Un autre courant récent de la littérature a utilisé des données de panel appariées entre l'employeur et l'employé pour tenter de contrôler les caractéristiques observées et non observées des travailleurs et de l'entreprise. Bloom et coll. (2018) utilisent le cadre de régression à effets fixes d'Abowd, Kramarz et Margolis (1999) pour contrôler les variables des travailleurs et les effets fixes de l'entreprise. Ils utilisent la base de données confidentielle du Master Earnings File de l'administration américaine de la sécurité sociale et estiment le modèle séparément pour cinq intervalles de sept ans entre 1980 et 2013. Selon leurs principales conclusions, l'avantage salarial lié à la taille a commencé à diminuer au cours des 30 dernières années, un déclin qui, selon eux, est principalement observé dans les très grandes entreprises, alors qu'il reste stable pour les entreprises de moins de 1 000 à 2 500 employés. Colonnelli et coll. (2020) emploient une stratégie empirique similaire pour examiner l'avantage salarial lié à la taille de l'entreprise en utilisant des bases de données appariées entre les employés et les employeurs du Brésil, de l'Allemagne, de la Suède et du Royaume-Uni. Les résultats de cette étude confirment que les grandes entreprises conservent un avantage dans tous les pays, avec toutefois une hétérogénéité significative entre les pays quant à l'évolution de l'avantage salarial au cours des dernières décennies. Ils révèlent une tendance à la baisse de l'avantage salarial lié à la taille pour le Brésil, contrairement à l'Allemagne, à la Suède et au Royaume-Uni, ce qui suggère que les facteurs déterminants de l'avantage salarial lié à la taille sont vraisemblablement spécifiques à chaque pays.

De plus en plus d'auteurs ont défendu la théorie de la hiérarchie pour expliquer pourquoi les capacités non observées sont plus concentrées dans les grandes entreprises. La théorie de la hiérarchie suggère en partie que le rendement du talent de supervision est plus important chez les grands employeurs en raison de leurs hiérarchies plus profondes et de leurs étendues de contrôle plus larges, et que les superviseurs talentueux perçoivent un rendement en fonction de l'adéquation qui n'existe pas chez les petits employeurs (Green, Heywood et Theodoropoulos [2021]). Selon Meagher et Wilson (2004), la valeur de la compétence augmente avec l'ancienneté des gestionnaires et les grandes entreprises ont plus de postes de gestion de haut niveau que les petites entreprises. En testant la théorie de la hiérarchie sur des données d'enquête australienne transversales, ils ont constaté que l'effet de la taille de l'entreprise est au moins deux fois plus important pour les superviseurs que pour les non-superviseurs. Fox (2009) utilise des données pour la Suède et les États-Unis afin de déterminer si les écarts de salaires selon la taille de l'entreprise augmentent avec la responsabilité professionnelle. Le principal résultat qu'il a obtenu confirme que les écarts de salaires selon la taille de l'entreprise augmentent avec la responsabilité professionnelle. Pour mesurer cette responsabilité, l'auteur utilise les codes professionnels des travailleurs.

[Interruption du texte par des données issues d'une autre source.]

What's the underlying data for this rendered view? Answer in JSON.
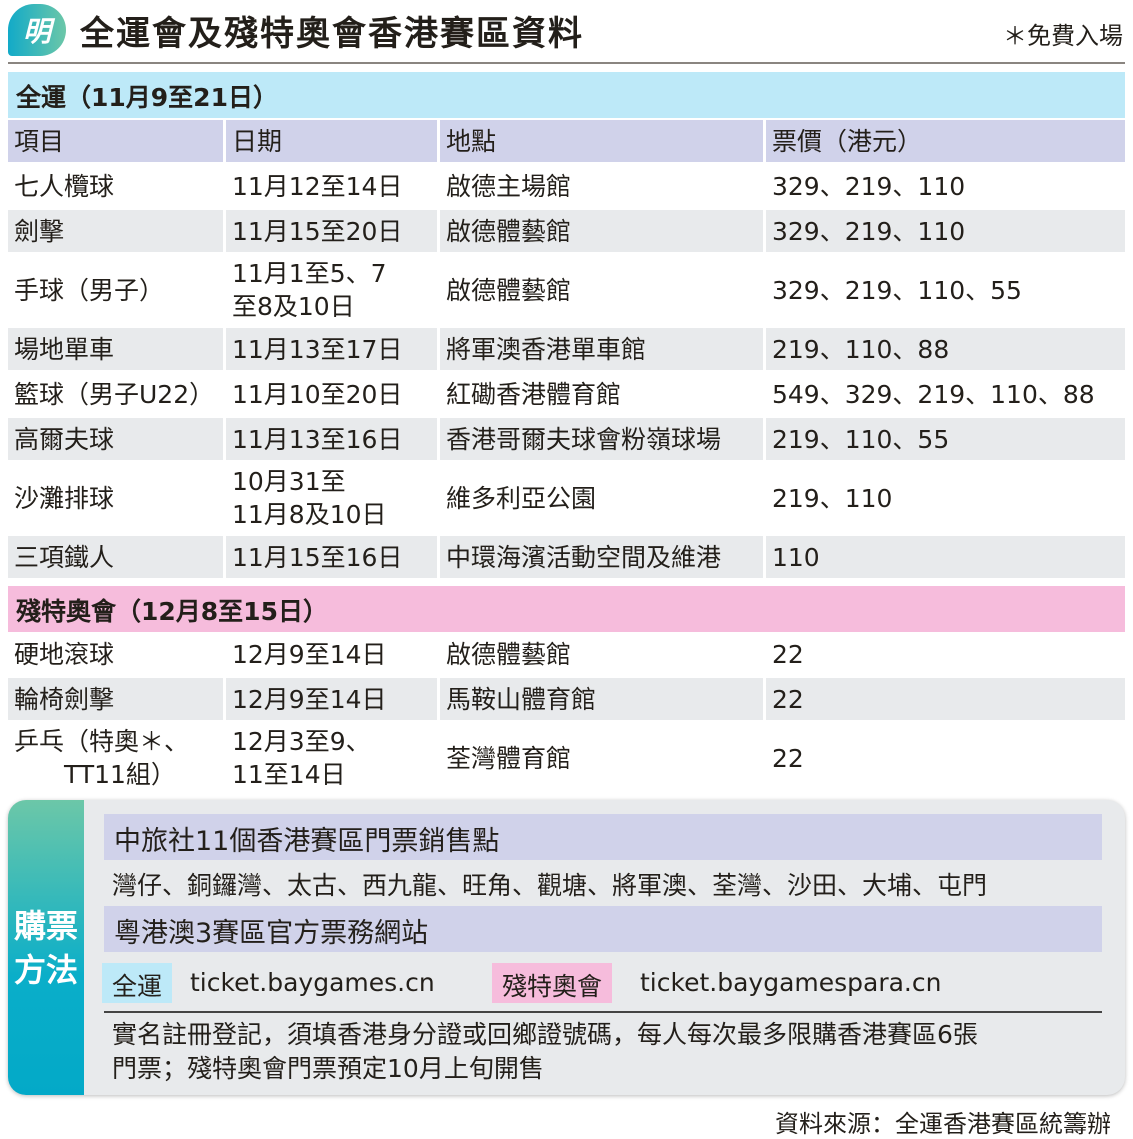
{
  "logo": "明",
  "title": "全運會及殘特奧會香港賽區資料",
  "note": "＊免費入場",
  "colors": {
    "blue_band": "#bde9f8",
    "pink_band": "#f6bcdc",
    "header": "#d0d2ea",
    "teal": "#0aaec9"
  },
  "ng": {
    "band": "全運（11月9至21日）",
    "headers": [
      "項目",
      "日期",
      "地點",
      "票價（港元）"
    ],
    "rows": [
      [
        "七人欖球",
        "11月12至14日",
        "啟德主場館",
        "329、219、110"
      ],
      [
        "劍擊",
        "11月15至20日",
        "啟德體藝館",
        "329、219、110"
      ],
      [
        "手球（男子）",
        "11月1至5、7\n至8及10日",
        "啟德體藝館",
        "329、219、110、55"
      ],
      [
        "場地單車",
        "11月13至17日",
        "將軍澳香港單車館",
        "219、110、88"
      ],
      [
        "籃球（男子U22）",
        "11月10至20日",
        "紅磡香港體育館",
        "549、329、219、110、88"
      ],
      [
        "高爾夫球",
        "11月13至16日",
        "香港哥爾夫球會粉嶺球場",
        "219、110、55"
      ],
      [
        "沙灘排球",
        "10月31至\n11月8及10日",
        "維多利亞公園",
        "219、110"
      ],
      [
        "三項鐵人",
        "11月15至16日",
        "中環海濱活動空間及維港",
        "110"
      ]
    ]
  },
  "para": {
    "band": "殘特奧會（12月8至15日）",
    "rows": [
      [
        "硬地滾球",
        "12月9至14日",
        "啟德體藝館",
        "22"
      ],
      [
        "輪椅劍擊",
        "12月9至14日",
        "馬鞍山體育館",
        "22"
      ],
      [
        "乒乓（特奧＊、\n　　TT11組）",
        "12月3至9、\n11至14日",
        "荃灣體育館",
        "22"
      ]
    ]
  },
  "purchase": {
    "side": "購票\n方法",
    "outlets_title": "中旅社11個香港賽區門票銷售點",
    "outlets": "灣仔、銅鑼灣、太古、西九龍、旺角、觀塘、將軍澳、荃灣、沙田、大埔、屯門",
    "web_title": "粵港澳3賽區官方票務網站",
    "ng_tag": "全運",
    "ng_url": "ticket.baygames.cn",
    "para_tag": "殘特奧會",
    "para_url": "ticket.baygamespara.cn",
    "remark": "實名註冊登記，須填香港身分證或回鄉證號碼，每人每次最多限購香港賽區6張\n門票；殘特奧會門票預定10月上旬開售"
  },
  "source": "資料來源：全運香港賽區統籌辦"
}
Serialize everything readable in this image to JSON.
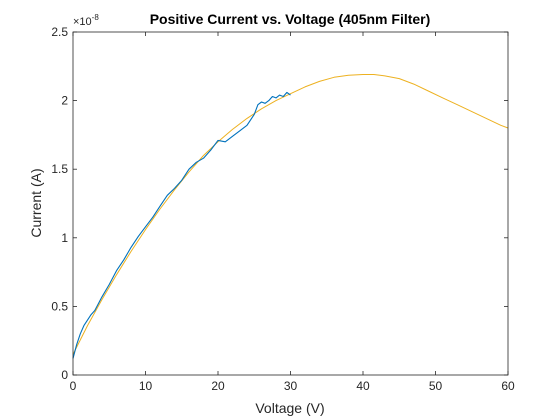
{
  "chart_data": {
    "type": "line",
    "title": "Positive Current vs. Voltage (405nm Filter)",
    "xlabel": "Voltage (V)",
    "ylabel": "Current (A)",
    "xlim": [
      0,
      60
    ],
    "ylim": [
      0,
      2.5
    ],
    "y_exponent_label": "×10",
    "y_exponent_power": "-8",
    "x_ticks": [
      0,
      10,
      20,
      30,
      40,
      50,
      60
    ],
    "x_tick_labels": [
      "0",
      "10",
      "20",
      "30",
      "40",
      "50",
      "60"
    ],
    "y_ticks": [
      0,
      0.5,
      1,
      1.5,
      2,
      2.5
    ],
    "y_tick_labels": [
      "0",
      "0.5",
      "1",
      "1.5",
      "2",
      "2.5"
    ],
    "grid": false,
    "series": [
      {
        "color": "#0072BD",
        "style": "measured",
        "x": [
          0,
          0.5,
          1,
          1.5,
          2,
          2.5,
          3,
          4,
          5,
          6,
          7,
          8,
          9,
          10,
          11,
          12,
          13,
          14,
          15,
          16,
          17,
          18,
          19,
          20,
          21,
          22,
          23,
          24,
          25,
          25.5,
          26,
          26.5,
          27,
          27.5,
          28,
          28.5,
          29,
          29.5,
          30
        ],
        "y": [
          0.12,
          0.22,
          0.3,
          0.36,
          0.4,
          0.44,
          0.47,
          0.57,
          0.66,
          0.76,
          0.84,
          0.93,
          1.01,
          1.08,
          1.15,
          1.23,
          1.31,
          1.36,
          1.42,
          1.5,
          1.55,
          1.58,
          1.64,
          1.71,
          1.7,
          1.74,
          1.78,
          1.82,
          1.9,
          1.97,
          1.99,
          1.98,
          2.0,
          2.03,
          2.02,
          2.04,
          2.03,
          2.06,
          2.04
        ]
      },
      {
        "color": "#EDB120",
        "style": "fit",
        "x": [
          0,
          2,
          4,
          6,
          8,
          10,
          12,
          14,
          16,
          18,
          20,
          22,
          24,
          26,
          28,
          30,
          32,
          34,
          36,
          38,
          40,
          41.5,
          43,
          45,
          47,
          49,
          51,
          53,
          55,
          57,
          59,
          60
        ],
        "y": [
          0.15,
          0.36,
          0.55,
          0.73,
          0.9,
          1.06,
          1.21,
          1.35,
          1.48,
          1.6,
          1.7,
          1.79,
          1.87,
          1.94,
          2.0,
          2.05,
          2.1,
          2.14,
          2.17,
          2.185,
          2.19,
          2.19,
          2.18,
          2.16,
          2.12,
          2.07,
          2.02,
          1.97,
          1.92,
          1.87,
          1.82,
          1.8
        ]
      }
    ]
  }
}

À partir des titres des professions, Fox (2009) est en mesure d'obtenir des informations sur le niveau de responsabilité et de hiérarchie dans la profession déclarée des travailleurs. Plus récemment, Mueller et coll. (2017) ont examiné la relation entre l'inégalité salariale au sein de l'entreprise et la taille de l'entreprise. Ils divisent leur échantillon en différents niveaux hiérarchiques sur la base des compétences et des tâches requises. Leurs principales conclusions montrent que l'écart salarial augmente avec la taille de l'entreprise pour les niveaux hiérarchiques supérieurs alors que la taille de l'entreprise n'a pas d'effet significatif pour les niveaux hiérarchiques inférieurs. Selon eux, lorsque l'inégalité salariale augmente avec la taille de l'entreprise, c'est entièrement dû aux niveaux hiérarchiques où les responsabilités et les compétences managériales sont importantes. Green, Heywood et Theodoropoulos (2021) suggèrent également que l'effet de la taille des salaires est un phénomène largement hiérarchique. Ils utilisent des données britanniques pour comparer l'effet de la taille de l'établissement pour les superviseurs et les non-superviseurs. Leurs résultats confirment que l'effet salarial lié à la taille de l'employeur est plus important pour les superviseurs que pour les non-superviseurs, et davantage pour les gestionnaires que pour les travailleurs à la chaîne. Les auteurs estiment que les résultats témoignent d'un tri en fonction des aptitudes, les grands établissements embauchant des superviseurs ou gestionnaires plus talentueux. Ils affirment également que les résultats reflètent un rendement spécifique à l'appariement, étant donné que les superviseurs et les gestionnaires les plus talentueux bénéficient dans les grandes entreprises d'un rendement qui n'existe pas dans les petites.

3. Description des données

Les ensembles de données utilisés pour ce document consistent en des fichiers à usage confidentiel issus des sections transversales mensuelles de l'Enquête sur la population active (EPA), qui commence en janvier 2016 et se termine en février 2022Note de bas de page 1. L'EPA est une enquête sur les ménages dont la population cible est la population non institutionnalisée âgée de 15 ans et plus. Elle utilise un plan de sondage rotatif, suivant lequel les logements restent dans l'échantillon pendant six mois consécutifs. L'échantillon mensuel compte environ 56 000 ménages, ce qui se traduit par des données visant environ 100 000 personnes. Cette base de données est une riche source d'informations en ce qui concerne les caractéristiques du marché du travail et les caractéristiques démographiques de la population canadienne au niveau individuel.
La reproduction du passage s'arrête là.